Poco a poco, nos vamos juntando en el lugar acostumbrado y comenzamos a comentar la mala suerte que tendríamos si se pusiera a llover.  Los turnos de llegada son respetados con riguroso orden hasta que se completa todo el grupo, todo “el equipo”.

Es una costumbre que tenemos desde muy niños. Quedamos siempre todos para bajar juntos hasta el campo y comentar y animarnos durante el camino. Siempre expectantes por si alguno va a fallar. Es como un ritual. … Pero hoy, un halo de temor se refleja en nuestros rostros, mirando al cielo y temiendo que de repente empiece a “diluviar”.

Por fin, tras un animoso camino, llegamos al campo de juego. No está encharcado y parece que al final no lloverá. ¡Puede ser nuestro gran día!, Comenzamos a soñar.

Sí, hoy es la gran final.

Mucho hemos sufrido para poder llegar hasta aquí. Pero con dedicación y esfuerzo lo hemos podido conseguir otra vez. Será el tercer año consecutivo que juguemos la final del Trofeo de Primavera de futbol sala. Pero nunca la hemos podido ganar.

Poco a poco, gota a gota, van llegando nuestros temidos rivales.

Se nos antojan más altos, más fuertes y mejores que nosotros…; pero según comienza el calentamiento nos empezamos a animar y se van haciendo más pequeños e insignificantes y estamos convencidos de que este año los podremos vencer.   

Todo está preparado. Los entrenadores han dado las alineaciones, el árbitro, los jugadores, el público, la emoción. El balón comienza a rodar.

Una tímida gota de agua fresca, resbala infinita sobre mi rostro y me la retiro, incrédulo, en un acto relejo.  Aún no hemos empezado ni a sudar.

Una, dos, tres, mil… ¡Dios Mío! Empieza a diluviar. Todos nos miramos con expectación porque no queremos dejar de jugar. Pero el árbitro con un potente pitido detiene el partido.

El campo brilla y se ha convertido en una infinita pista de cristal, en la que se reflejan nuestros peores temores y nuestra desilusión. Tampoco hoy será. Todo está todavía por llegar.  

Revuelo alrededor y en el campo. Salida atropellada hacia algún lugar donde guarecerse del temido aguacero. Prendas deportivas por el suelo, botes, botellas, carreras atropelladas y resbalones en loca huida del temporal.

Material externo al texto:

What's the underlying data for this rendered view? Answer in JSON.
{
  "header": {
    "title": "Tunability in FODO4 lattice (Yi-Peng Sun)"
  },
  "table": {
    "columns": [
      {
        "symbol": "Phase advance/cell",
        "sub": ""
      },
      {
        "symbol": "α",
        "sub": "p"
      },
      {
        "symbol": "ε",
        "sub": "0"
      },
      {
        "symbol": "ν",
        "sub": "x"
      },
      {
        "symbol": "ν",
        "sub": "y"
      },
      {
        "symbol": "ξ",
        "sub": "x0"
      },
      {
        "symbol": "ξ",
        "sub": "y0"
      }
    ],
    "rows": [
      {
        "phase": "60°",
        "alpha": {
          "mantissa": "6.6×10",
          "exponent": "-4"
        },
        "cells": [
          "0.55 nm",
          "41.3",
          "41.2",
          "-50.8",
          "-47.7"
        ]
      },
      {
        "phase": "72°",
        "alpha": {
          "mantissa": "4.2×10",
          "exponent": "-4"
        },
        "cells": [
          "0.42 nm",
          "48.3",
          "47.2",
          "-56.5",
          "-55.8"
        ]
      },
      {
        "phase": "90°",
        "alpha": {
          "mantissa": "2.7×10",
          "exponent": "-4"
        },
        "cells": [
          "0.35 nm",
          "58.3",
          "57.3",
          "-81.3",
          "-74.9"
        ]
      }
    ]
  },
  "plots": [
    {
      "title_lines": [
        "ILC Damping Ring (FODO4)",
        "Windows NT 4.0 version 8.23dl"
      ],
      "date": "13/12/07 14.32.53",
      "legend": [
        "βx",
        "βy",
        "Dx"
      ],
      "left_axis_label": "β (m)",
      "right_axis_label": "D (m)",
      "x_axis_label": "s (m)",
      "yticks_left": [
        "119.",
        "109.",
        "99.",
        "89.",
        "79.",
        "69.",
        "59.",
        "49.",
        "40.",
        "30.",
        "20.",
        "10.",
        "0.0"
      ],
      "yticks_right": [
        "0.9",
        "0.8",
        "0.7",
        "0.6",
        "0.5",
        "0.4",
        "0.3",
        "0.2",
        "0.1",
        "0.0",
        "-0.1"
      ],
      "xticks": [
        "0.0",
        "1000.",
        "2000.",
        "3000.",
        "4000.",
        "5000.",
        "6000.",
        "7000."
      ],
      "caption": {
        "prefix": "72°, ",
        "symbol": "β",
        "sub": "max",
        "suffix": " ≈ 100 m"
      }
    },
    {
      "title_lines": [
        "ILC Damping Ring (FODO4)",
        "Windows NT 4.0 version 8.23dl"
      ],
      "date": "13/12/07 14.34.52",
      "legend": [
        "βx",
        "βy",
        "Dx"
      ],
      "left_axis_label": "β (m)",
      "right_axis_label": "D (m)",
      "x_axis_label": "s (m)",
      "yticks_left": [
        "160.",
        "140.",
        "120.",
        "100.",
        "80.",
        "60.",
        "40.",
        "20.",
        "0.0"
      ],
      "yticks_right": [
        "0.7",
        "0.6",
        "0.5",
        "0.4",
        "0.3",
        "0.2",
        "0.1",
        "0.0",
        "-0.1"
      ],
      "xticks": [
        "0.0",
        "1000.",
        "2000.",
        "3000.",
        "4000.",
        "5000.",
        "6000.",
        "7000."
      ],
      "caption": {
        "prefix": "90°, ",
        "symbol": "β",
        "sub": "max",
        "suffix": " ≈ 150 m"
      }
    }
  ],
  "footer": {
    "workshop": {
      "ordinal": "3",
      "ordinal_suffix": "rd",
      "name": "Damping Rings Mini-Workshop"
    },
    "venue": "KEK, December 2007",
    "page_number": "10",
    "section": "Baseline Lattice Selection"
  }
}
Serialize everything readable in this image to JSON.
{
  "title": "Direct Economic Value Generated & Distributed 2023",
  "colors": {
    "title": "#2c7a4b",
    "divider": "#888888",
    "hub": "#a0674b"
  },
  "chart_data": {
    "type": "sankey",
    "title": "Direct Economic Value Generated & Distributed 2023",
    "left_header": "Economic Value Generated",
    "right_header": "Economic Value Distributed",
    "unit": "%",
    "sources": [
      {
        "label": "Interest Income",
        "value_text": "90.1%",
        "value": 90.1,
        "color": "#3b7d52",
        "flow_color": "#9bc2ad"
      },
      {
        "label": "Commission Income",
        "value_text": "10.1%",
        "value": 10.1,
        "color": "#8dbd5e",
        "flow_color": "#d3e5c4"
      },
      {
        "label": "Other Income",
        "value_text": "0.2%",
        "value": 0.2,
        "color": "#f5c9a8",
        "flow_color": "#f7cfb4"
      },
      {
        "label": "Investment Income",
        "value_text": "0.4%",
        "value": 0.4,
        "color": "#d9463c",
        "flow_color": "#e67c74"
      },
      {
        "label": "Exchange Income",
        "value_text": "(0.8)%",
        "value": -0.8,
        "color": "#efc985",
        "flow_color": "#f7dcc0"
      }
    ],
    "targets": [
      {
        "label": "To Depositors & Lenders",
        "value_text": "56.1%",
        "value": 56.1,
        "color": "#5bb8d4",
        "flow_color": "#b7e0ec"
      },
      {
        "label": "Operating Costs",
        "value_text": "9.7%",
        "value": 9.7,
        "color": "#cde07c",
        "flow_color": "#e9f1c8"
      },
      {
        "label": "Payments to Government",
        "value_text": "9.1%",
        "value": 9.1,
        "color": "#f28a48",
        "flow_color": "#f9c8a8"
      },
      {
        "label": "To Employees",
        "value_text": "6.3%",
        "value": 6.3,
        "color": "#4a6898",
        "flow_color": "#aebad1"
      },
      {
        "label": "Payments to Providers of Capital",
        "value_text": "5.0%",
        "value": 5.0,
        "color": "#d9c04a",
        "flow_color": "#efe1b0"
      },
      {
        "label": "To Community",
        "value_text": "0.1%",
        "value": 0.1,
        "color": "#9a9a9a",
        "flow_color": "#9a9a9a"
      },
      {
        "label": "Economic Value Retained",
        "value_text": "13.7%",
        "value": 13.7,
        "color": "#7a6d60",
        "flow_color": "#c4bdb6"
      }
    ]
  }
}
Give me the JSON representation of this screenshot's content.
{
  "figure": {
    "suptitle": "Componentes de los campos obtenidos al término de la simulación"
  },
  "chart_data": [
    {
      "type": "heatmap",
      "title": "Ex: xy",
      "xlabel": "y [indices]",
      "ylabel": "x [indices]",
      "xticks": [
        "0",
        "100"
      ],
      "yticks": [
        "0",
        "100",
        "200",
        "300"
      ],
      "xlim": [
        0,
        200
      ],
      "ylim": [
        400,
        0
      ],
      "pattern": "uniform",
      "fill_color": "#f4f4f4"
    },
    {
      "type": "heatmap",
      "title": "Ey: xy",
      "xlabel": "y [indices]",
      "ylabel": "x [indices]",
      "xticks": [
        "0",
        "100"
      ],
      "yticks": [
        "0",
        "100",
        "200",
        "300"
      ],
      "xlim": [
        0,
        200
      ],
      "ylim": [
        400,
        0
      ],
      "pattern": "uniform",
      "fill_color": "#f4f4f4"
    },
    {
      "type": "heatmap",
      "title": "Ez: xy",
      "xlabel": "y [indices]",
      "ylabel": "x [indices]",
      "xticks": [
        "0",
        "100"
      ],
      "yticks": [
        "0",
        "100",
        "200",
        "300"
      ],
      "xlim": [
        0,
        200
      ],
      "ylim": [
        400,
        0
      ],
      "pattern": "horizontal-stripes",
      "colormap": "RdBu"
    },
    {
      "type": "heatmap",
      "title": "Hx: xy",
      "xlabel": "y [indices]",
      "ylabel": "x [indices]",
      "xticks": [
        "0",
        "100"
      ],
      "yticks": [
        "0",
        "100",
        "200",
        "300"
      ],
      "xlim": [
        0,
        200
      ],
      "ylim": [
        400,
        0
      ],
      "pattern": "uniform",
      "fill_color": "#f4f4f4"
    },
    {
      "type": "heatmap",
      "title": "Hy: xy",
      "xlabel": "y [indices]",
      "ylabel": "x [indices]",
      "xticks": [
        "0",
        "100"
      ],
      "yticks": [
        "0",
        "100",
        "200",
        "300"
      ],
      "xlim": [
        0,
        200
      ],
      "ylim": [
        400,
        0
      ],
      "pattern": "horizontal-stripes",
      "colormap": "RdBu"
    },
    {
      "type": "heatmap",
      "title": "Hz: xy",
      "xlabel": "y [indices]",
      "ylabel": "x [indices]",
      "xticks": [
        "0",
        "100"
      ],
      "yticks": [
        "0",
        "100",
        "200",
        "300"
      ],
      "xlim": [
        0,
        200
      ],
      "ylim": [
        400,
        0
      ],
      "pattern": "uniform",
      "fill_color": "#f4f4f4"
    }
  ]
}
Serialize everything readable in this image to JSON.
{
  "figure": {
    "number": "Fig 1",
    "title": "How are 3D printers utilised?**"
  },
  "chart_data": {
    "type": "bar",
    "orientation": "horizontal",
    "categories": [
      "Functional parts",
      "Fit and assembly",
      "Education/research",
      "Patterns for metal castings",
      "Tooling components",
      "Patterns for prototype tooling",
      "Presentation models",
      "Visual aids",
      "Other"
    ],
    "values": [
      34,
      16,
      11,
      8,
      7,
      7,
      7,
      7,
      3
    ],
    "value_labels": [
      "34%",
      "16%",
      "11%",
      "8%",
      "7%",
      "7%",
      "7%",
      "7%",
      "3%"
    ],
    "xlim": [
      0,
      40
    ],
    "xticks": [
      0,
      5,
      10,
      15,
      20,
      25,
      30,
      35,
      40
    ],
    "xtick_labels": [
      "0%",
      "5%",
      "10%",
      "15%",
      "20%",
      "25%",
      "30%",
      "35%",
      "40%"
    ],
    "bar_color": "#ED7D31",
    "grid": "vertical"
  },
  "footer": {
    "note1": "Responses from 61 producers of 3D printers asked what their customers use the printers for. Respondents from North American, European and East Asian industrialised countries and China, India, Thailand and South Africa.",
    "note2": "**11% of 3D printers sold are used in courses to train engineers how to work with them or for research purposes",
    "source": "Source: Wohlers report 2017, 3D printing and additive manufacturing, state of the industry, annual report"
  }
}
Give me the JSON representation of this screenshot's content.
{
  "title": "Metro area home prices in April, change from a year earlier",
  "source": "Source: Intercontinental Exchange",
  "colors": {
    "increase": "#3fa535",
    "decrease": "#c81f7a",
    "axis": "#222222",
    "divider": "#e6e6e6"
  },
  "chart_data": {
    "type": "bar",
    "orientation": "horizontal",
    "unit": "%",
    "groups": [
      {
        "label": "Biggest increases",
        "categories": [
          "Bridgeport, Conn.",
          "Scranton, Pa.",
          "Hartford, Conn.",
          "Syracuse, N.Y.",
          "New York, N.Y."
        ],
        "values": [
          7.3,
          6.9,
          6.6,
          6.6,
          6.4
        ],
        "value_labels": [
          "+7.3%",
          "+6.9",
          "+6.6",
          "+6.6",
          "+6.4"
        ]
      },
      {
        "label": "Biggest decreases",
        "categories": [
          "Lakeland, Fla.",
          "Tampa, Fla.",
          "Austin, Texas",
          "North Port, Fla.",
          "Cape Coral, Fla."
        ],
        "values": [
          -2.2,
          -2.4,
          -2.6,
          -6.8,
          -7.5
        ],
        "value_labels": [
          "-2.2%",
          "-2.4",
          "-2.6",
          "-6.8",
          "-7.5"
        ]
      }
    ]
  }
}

Poco a poco se reúne todo el equipo y comentamos nuestra mala suerte, con la esperanza de que pare la “maldita” lluvia y podamos por fin jugar.  El equipo contario se nos une y comenzamos animadamente a hablar y cambiar impresiones.

Tras un eterno rato lloviendo, el árbitro decide suspender el partido y aplazarlo para el próximo sábado. Todo está perdido…; pero de repente, un tímido rayo de sol, comienza a asomar y la lluvia se detiene. Nadie queda ya alrededor excepto nuestro equipo y nuestros rivales.

Sólo hace falta una mirada entre todos y por supuesto, un balón.  Corremos hacia el campo y, a pesar de los charcos, del agua, del frío y de la inicial decepción, comenzamos a jugar entre nosotros y a disfrutar. Sin público, sin árbitro, sin nadie, solo con nuestra ilusión.

Si lo pienso bien, quizás no haya sido tan mala suerte ni haya estado todo tan mal. Porque el próximo sábado todo volverá de nuevo a comenzar…

… y podrá ser, por fin, nuestra gran final.